Born Dec. 25, 1820 (Jan. 6, 1821), in Vitebsk; died Sept. 16 (28), 1866, in Pavlovsk, in present-day Leningrad Oblast. Russian literary critic. Born into a merchant family.

Dudyshkin graduated from the law department of St. Petersburg University in 1841. In 1847 he began to contribute to Otechestvennye Zapiski (The Fatherland Notes), and from 1860 to 1866 he was one of its editors and publishers and head of the criticism section. A liberal critic, Dudyshkin moved from the defense of the theory that creative works should serve ideological ends to the advocacy of the theory of “art for art’s sake.” He wrote articles about A. D. Kantemir, D. I. Fonvizin, M. Iu.

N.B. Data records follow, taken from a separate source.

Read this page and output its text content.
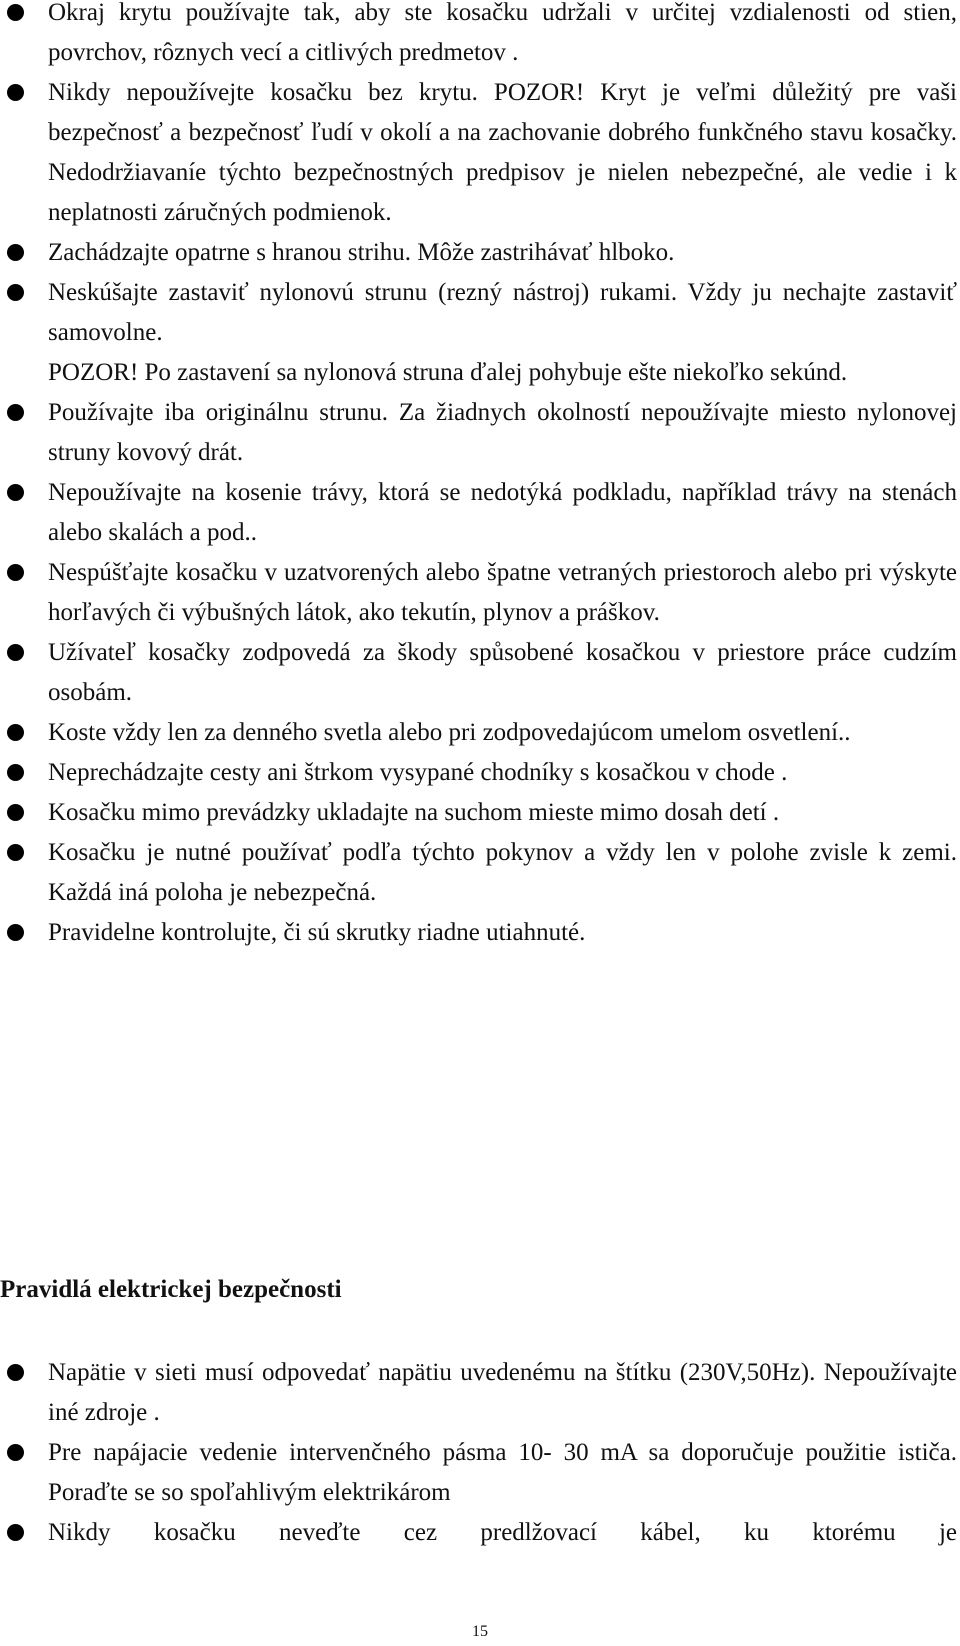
Okraj krytu používajte tak, aby ste kosačku udržali v určitej vzdialenosti od stien, povrchov, rôznych vecí a citlivých predmetov .
Nikdy nepoužívejte kosačku bez krytu. POZOR! Kryt je veľmi důležitý pre vaši bezpečnosť a bezpečnosť ľudí v okolí a na zachovanie dobrého funkčného stavu kosačky. Nedodržiavaníe týchto bezpečnostných predpisov je nielen nebezpečné, ale vedie i k neplatnosti záručných podmienok.
Zachádzajte opatrne s hranou strihu. Môže zastrihávať hlboko.
Neskúšajte zastaviť nylonovú strunu (rezný nástroj) rukami. Vždy ju nechajte zastaviť samovolne.
POZOR! Po zastavení sa nylonová struna ďalej pohybuje ešte niekoľko sekúnd.
Používajte iba originálnu strunu. Za žiadnych okolností nepoužívajte miesto nylonovej struny kovový drát.
Nepoužívajte na kosenie trávy, ktorá se nedotýká podkladu, například trávy na stenách alebo skalách a pod..
Nespúšťajte kosačku v uzatvorených alebo špatne vetraných priestoroch alebo pri výskyte horľavých či výbušných látok, ako tekutín, plynov a práškov.
Užívateľ kosačky zodpovedá za škody spůsobené kosačkou v priestore práce cudzím osobám.
Koste vždy len za denného svetla alebo pri zodpovedajúcom umelom osvetlení..
Neprechádzajte cesty ani štrkom vysypané chodníky s kosačkou v chode .
Kosačku mimo prevádzky ukladajte na suchom mieste mimo dosah detí .
Kosačku je nutné používať podľa týchto pokynov a vždy len v polohe zvisle k zemi. Každá iná poloha je nebezpečná.
Pravidelne kontrolujte, či sú skrutky riadne utiahnuté.
Pravidlá elektrickej bezpečnosti
Napätie v sieti musí odpovedať napätiu uvedenému na štítku (230V,50Hz). Nepoužívajte iné zdroje .
Pre napájacie vedenie intervenčného pásma 10- 30 mA sa doporučuje použitie ističa. Poraďte se so spoľahlivým elektrikárom
Nikdy kosačku neveďte cez predlžovací kábel, ku ktorému je
15
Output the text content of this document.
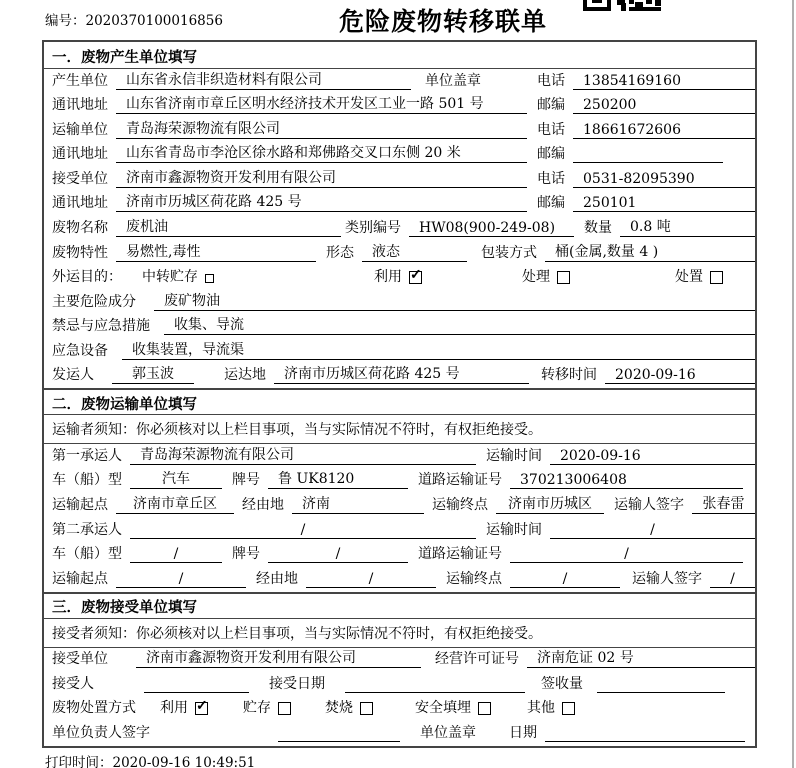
编号：2020370100016856	危险废物转移联单
一．废物产生单位填写
产生单位	山东省永信非织造材料有限公司	单位盖章	电话	13854169160
通讯地址	山东省济南市章丘区明水经济技术开发区工业一路 501 号	邮编	250200
运输单位	青岛海荣源物流有限公司	电话	18661672606
通讯地址	山东省青岛市李沧区徐水路和郑佛路交叉口东侧 20 米	邮编
接受单位	济南市鑫源物资开发利用有限公司	电话	0531-82095390
通讯地址	济南市历城区荷花路 425 号	邮编	250101
废物名称	废机油	类别编号	HW08(900-249-08)	数量	0.8 吨
废物特性	易燃性,毒性	形态	液态	包装方式	桶(金属,数量 4 )
外运目的： 中转贮存	利用 ✓	处理	处置
主要危险成分	废矿物油
禁忌与应急措施	收集、导流
应急设备	收集装置，导流渠
发运人	郭玉波	运达地	济南市历城区荷花路 425 号	转移时间	2020-09-16
二．废物运输单位填写
运输者须知：你必须核对以上栏目事项，当与实际情况不符时，有权拒绝接受。
第一承运人	青岛海荣源物流有限公司	运输时间	2020-09-16
车（船）型	汽车	牌号	鲁 UK8120	道路运输证号	370213006408
运输起点	济南市章丘区	经由地	济南	运输终点	济南市历城区	运输人签字	张春雷
第二承运人	/	运输时间	/
车（船）型	/	牌号	/	道路运输证号	/
运输起点	/	经由地	/	运输终点	/	运输人签字	/
三．废物接受单位填写
接受者须知：你必须核对以上栏目事项，当与实际情况不符时，有权拒绝接受。
接受单位	济南市鑫源物资开发利用有限公司	经营许可证号	济南危证 02 号
接受人	接受日期	签收量
废物处置方式 利用 ✓	贮存	焚烧	安全填埋	其他
单位负责人签字	单位盖章 日期
打印时间：2020-09-16 10:49:51
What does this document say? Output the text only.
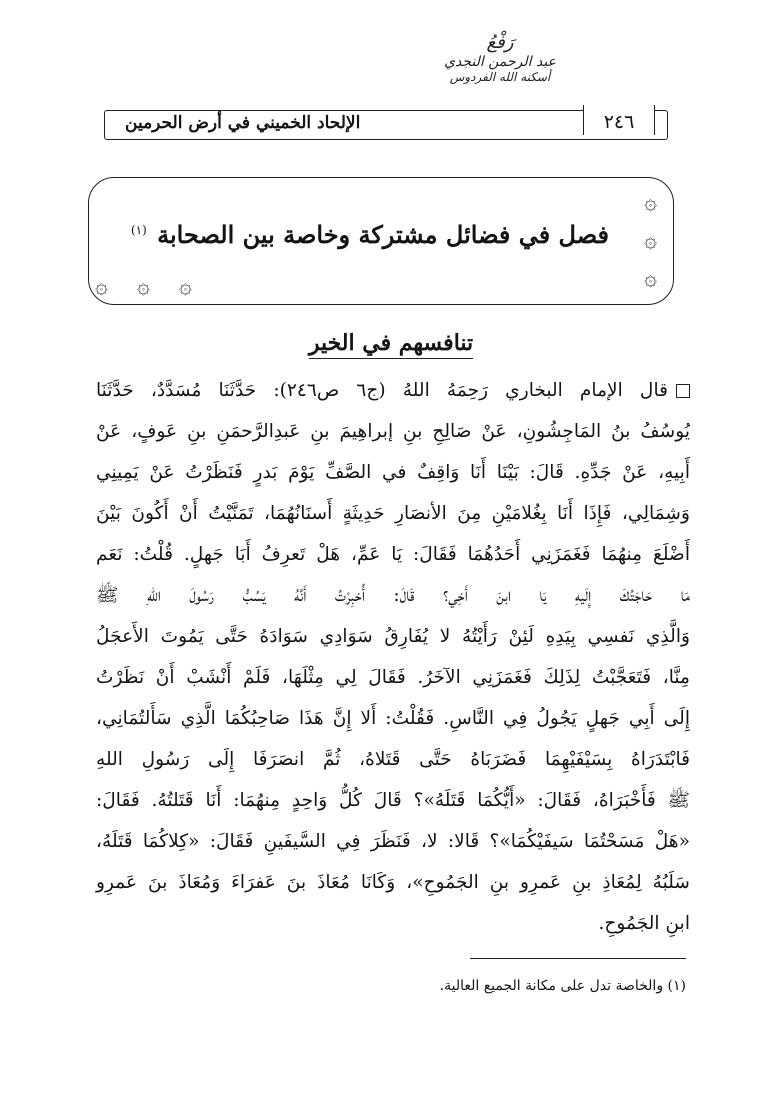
رَفْعُ
عبد الرحمن النجدي
أسكنه الله الفردوس
٢٤٦
الإلحاد الخميني في أرض الحرمين
فصل في فضائل مشتركة وخاصة بين الصحابة $^{(١)}$
۞
۞
۞
۞ ۞ ۞
تنافسهم في الخير
قال الإمام البخاري رَحِمَهُ اللهُ (ج٦ ص٢٤٦): حَدَّثَنَا مُسَدَّدٌ، حَدَّثَنَا
يُوسُفُ بنُ المَاجِشُونِ، عَنْ صَالِحِ بنِ إبراهِيمَ بنِ عَبدِالرَّحمَنِ بنِ عَوفٍ، عَنْ
أَبِيهِ، عَنْ جَدِّهِ. قَالَ: بَيْنَا أَنَا وَاقِفٌ في الصَّفِّ يَوْمَ بَدرٍ فَنَظَرْتُ عَنْ يَمِينِي
وَشِمَالِي، فَإِذَا أَنَا بِغُلامَيْنِ مِنَ الأنصَارِ حَدِيثَةٍ أَسنَانُهُمَا، تَمَنَّيْتُ أَنْ أَكُونَ بَيْنَ
أَضْلَعَ مِنهُمَا فَغَمَزَنِي أَحَدُهُمَا فَقَالَ: يَا عَمِّ، هَلْ تَعرِفُ أَبَا جَهلٍ. قُلْتُ: نَعَم
مَا حَاجَتُكَ إِلَيهِ يَا ابنَ أَخِي؟ قَالَ: أُخبِرْتُ أَنَّهُ يَسُبُّ رَسُولَ اللهِ ﷺ
وَالَّذِي نَفسِي بِيَدِهِ لَئِنْ رَأَيْتُهُ لا يُفَارِقُ سَوَادِي سَوَادَهُ حَتَّى يَمُوتَ الأَعجَلُ
مِنَّا، فَتَعَجَّبْتُ لِذَلِكَ فَغَمَزَنِي الآخَرُ. فَقَالَ لِي مِثْلَهَا، فَلَمْ أَنْشَبْ أَنْ نَظَرْتُ
إِلَى أَبِي جَهلٍ يَجُولُ فِي النَّاسِ. فَقُلْتُ: أَلا إِنَّ هَذَا صَاحِبُكُمَا الَّذِي سَأَلتُمَانِي،
فَابْتَدَرَاهُ بِسَيْفَيْهِمَا فَضَرَبَاهُ حَتَّى قَتَلاهُ، ثُمَّ انصَرَفَا إِلَى رَسُولِ اللهِ
ﷺ فَأَخْبَرَاهُ، فَقَالَ: «أَيُّكُمَا قَتَلَهُ»؟ قَالَ كُلُّ وَاحِدٍ مِنهُمَا: أَنَا قَتَلتُهُ. فَقَالَ:
«هَلْ مَسَحْتُمَا سَيفَيْكُمَا»؟ قَالا: لا، فَنَظَرَ فِي السَّيفَينِ فَقَالَ: «كِلاكُمَا قَتَلَهُ،
سَلَبُهُ لِمُعَاذِ بنِ عَمرِو بنِ الجَمُوحِ»، وَكَانَا مُعَاذَ بنَ عَفرَاءَ وَمُعَاذَ بنَ عَمرِو
ابنِ الجَمُوحِ.
(١) والخاصة تدل على مكانة الجميع العالية.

Lermontov, N. V. Gogol, L. N. Tolstoi, I. A . Goncharov, and I. S. Turgenev. He was also the editor of the works of Lermontov (the editions of 1860 and 1862).

REFERENCES

Chernyshevskii, N. G. Poln. sobr. soch., vol. 4. Moscow, 1948. Pages 696-701.
Egorov, B. F. “S. S. Dudyshkin—kritik.” Uch. zap. Tartuskogo un-ta, 1962, issue 119 (with bibliography).